An Iranian actress who angered religious authorities after she kissed the president of Cannes Film Festival on the cheek now faces a call that she be publicly flogged.

Leila Hatami, currently a juror at Cannes, was photographed giving Giles Jacob, 83, a peck on the cheek at a ceremonial event last week.

The actress was condemned by Islamic Republic officials for presenting “a bad image of Iranian women” to the world.

And on Wednesday, Hizbullah Students – a group of students with links to Iran’s Revolutionary Guard – called for Ms Hatami to be prosecuted, The Telegraph reported.

In the Iranian interpretation of sharia law, a woman is not allowed to have any physical contact with a man outside of her own family.

According to the Tasnim news website, the Hizbullah Students organisation has filed a complaint with the judiciary demanding that Ms Hatami be punished, the newspaper reported. The maximum sentence is 50 lashes.

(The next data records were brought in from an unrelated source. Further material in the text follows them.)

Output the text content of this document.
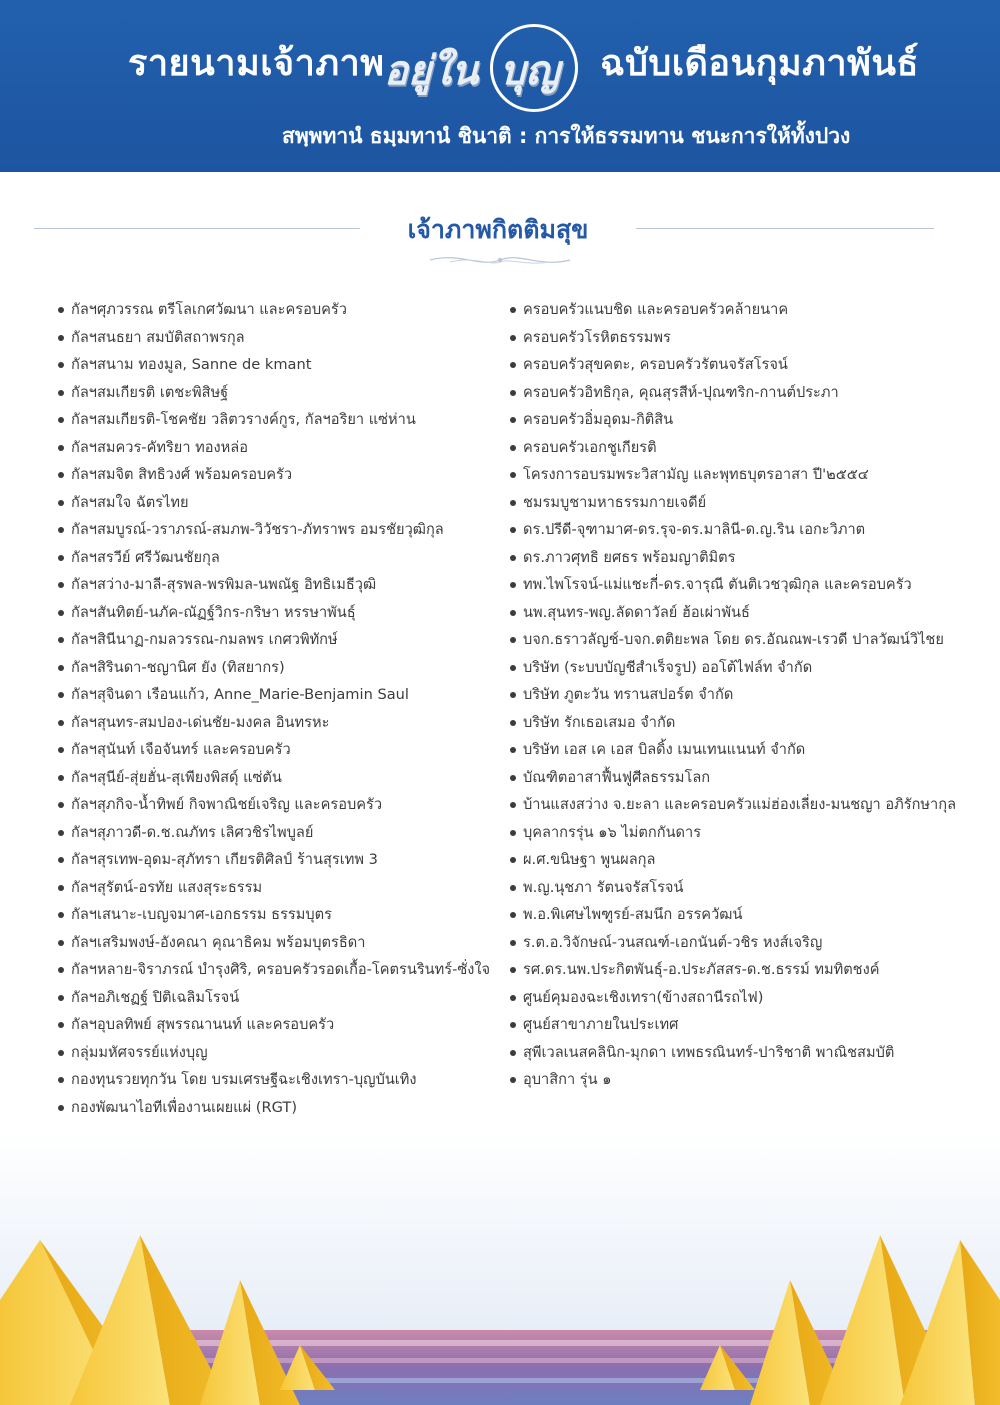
รายนามเจ้าภาพ อยู่ใน บุญ ฉบับเดือนกุมภาพันธ์
สพฺพทานํ ธมฺมทานํ ชินาติ : การให้ธรรมทาน ชนะการให้ทั้งปวง
เจ้าภาพกิตติมสุข
กัลฯศุภวรรณ ตรีโลเกศวัฒนา และครอบครัว
กัลฯสนธยา สมบัติสถาพรกุล
กัลฯสนาม ทองมูล, Sanne de kmant
กัลฯสมเกียรติ เตชะพิสิษฐ์
กัลฯสมเกียรติ-โชคชัย วลิตวรางค์กูร, กัลฯอริยา แซ่ห่าน
กัลฯสมควร-คัทริยา ทองหล่อ
กัลฯสมจิต สิทธิวงศ์ พร้อมครอบครัว
กัลฯสมใจ ฉัตรไทย
กัลฯสมบูรณ์-วราภรณ์-สมภพ-วิวัชรา-ภัทราพร อมรชัยวุฒิกุล
กัลฯสรวีย์ ศรีวัฒนชัยกุล
กัลฯสว่าง-มาลี-สุรพล-พรพิมล-นพณัฐ อิทธิเมธีวุฒิ
กัลฯสันทิตย์-นภัค-ณัฏฐ์วิกร-กริษา หรรษาพันธุ์
กัลฯสินีนาฏ-กมลวรรณ-กมลพร เกศวพิทักษ์
กัลฯสิรินดา-ชญานิศ ยัง (ทิสยากร)
กัลฯสุจินดา เรือนแก้ว, Anne_Marie-Benjamin Saul
กัลฯสุนทร-สมปอง-เด่นชัย-มงคล อินทรหะ
กัลฯสุนันท์ เจือจันทร์ และครอบครัว
กัลฯสุนีย์-สุ่ยฮั่น-สุเพียงพิสดุ์ แซ่ตัน
กัลฯสุภกิจ-น้ำทิพย์ กิจพาณิชย์เจริญ และครอบครัว
กัลฯสุภาวดี-ด.ช.ณภัทร เลิศวชิรไพบูลย์
กัลฯสุรเทพ-อุดม-สุภัทรา เกียรติศิลป์ ร้านสุรเทพ 3
กัลฯสุรัตน์-อรทัย แสงสุระธรรม
กัลฯเสนาะ-เบญจมาศ-เอกธรรม ธรรมบุตร
กัลฯเสริมพงษ์-อังคณา คุณาธิคม พร้อมบุตรธิดา
กัลฯหลาย-จิราภรณ์ บำรุงศิริ, ครอบครัวรอดเกื้อ-โคตรนรินทร์-ซั่งใจ
กัลฯอภิเชฏฐ์ ปิติเฉลิมโรจน์
กัลฯอุบลทิพย์ สุพรรณานนท์ และครอบครัว
กลุ่มมหัศจรรย์แห่งบุญ
กองทุนรวยทุกวัน โดย บรมเศรษฐีฉะเชิงเทรา-บุญบันเทิง
กองพัฒนาไอทีเพื่องานเผยแผ่ (RGT)
ครอบครัวแนบชิด และครอบครัวคล้ายนาค
ครอบครัวโรหิตธรรมพร
ครอบครัวสุขคตะ, ครอบครัวรัตนจรัสโรจน์
ครอบครัวอิทธิกุล, คุณสุรสีห์-ปุณฑริก-กานต์ประภา
ครอบครัวอิ่มอุดม-กิติสิน
ครอบครัวเอกชูเกียรติ
โครงการอบรมพระวิสามัญ และพุทธบุตรอาสา ปี'๒๕๕๔
ชมรมบูชามหาธรรมกายเจดีย์
ดร.ปรีดี-จุฑามาศ-ดร.รุจ-ดร.มาลินี-ด.ญ.ริน เอกะวิภาต
ดร.ภาวศุทธิ ยศธร พร้อมญาติมิตร
ทพ.ไพโรจน์-แม่แชะกี่-ดร.จารุณี ตันติเวชวุฒิกุล และครอบครัว
นพ.สุนทร-พญ.ลัดดาวัลย์ ฮ้อเผ่าพันธ์
บจก.ธราวลัญช์-บจก.ตติยะพล โดย ดร.อัณณพ-เรวดี ปาลวัฒน์วิไชย
บริษัท (ระบบบัญชีสำเร็จรูป) ออโต้ไฟล์ท จำกัด
บริษัท ภูตะวัน ทรานสปอร์ต จำกัด
บริษัท รักเธอเสมอ จำกัด
บริษัท เอส เค เอส บิลดิ้ง เมนเทนแนนท์ จำกัด
บัณฑิตอาสาฟื้นฟูศีลธรรมโลก
บ้านแสงสว่าง จ.ยะลา และครอบครัวแม่ฮ่องเลี่ยง-มนชญา อภิรักษากุล
บุคลากรรุ่น ๑๖ ไม่ตกกันดาร
ผ.ศ.ขนิษฐา พูนผลกุล
พ.ญ.นุชภา รัตนจรัสโรจน์
พ.อ.พิเศษไพฑูรย์-สมนึก อรรควัฒน์
ร.ต.อ.วิจักษณ์-วนสณฑ์-เอกนันต์-วชิร หงส์เจริญ
รศ.ดร.นพ.ประกิตพันธุ์-อ.ประภัสสร-ด.ช.ธรรม์ ทมทิตชงค์
ศูนย์คุมองฉะเชิงเทรา(ข้างสถานีรถไฟ)
ศูนย์สาขาภายในประเทศ
สุพีเวลเนสคลินิก-มุกดา เทพธรณินทร์-ปาริชาติ พาณิชสมบัติ
อุบาสิกา รุ่น ๑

Their request stated: “We, the undersigned, who are a group of student Muslim brothers and sisters, ask the cultural and media branch of the judiciary to prosecute Leyla Hatami for her sinful act of kissing a strange man in public, which according to article 638 of Islamic Criminal Justice carries a prison sentence.

“Furthermore, the action of this film star has hurt the religious sentiments of the proud and martyrs breeding nation of Iran and as such we also demand the punishment of flogging for her as stipulated in the law.”

Mr Jacob defended the kiss as “a usual custom in the West”.

He tweeted: “I kissed Mrs Hatami on the cheek. At that moment, for me she represented all Iranian cinema, then she became herself again.”

Ms Hatami, who lives in Iran, rose to fame following her appearance in Oscar-winning film A Separation, directed by Iranian filmmaker Asghar Farhadi.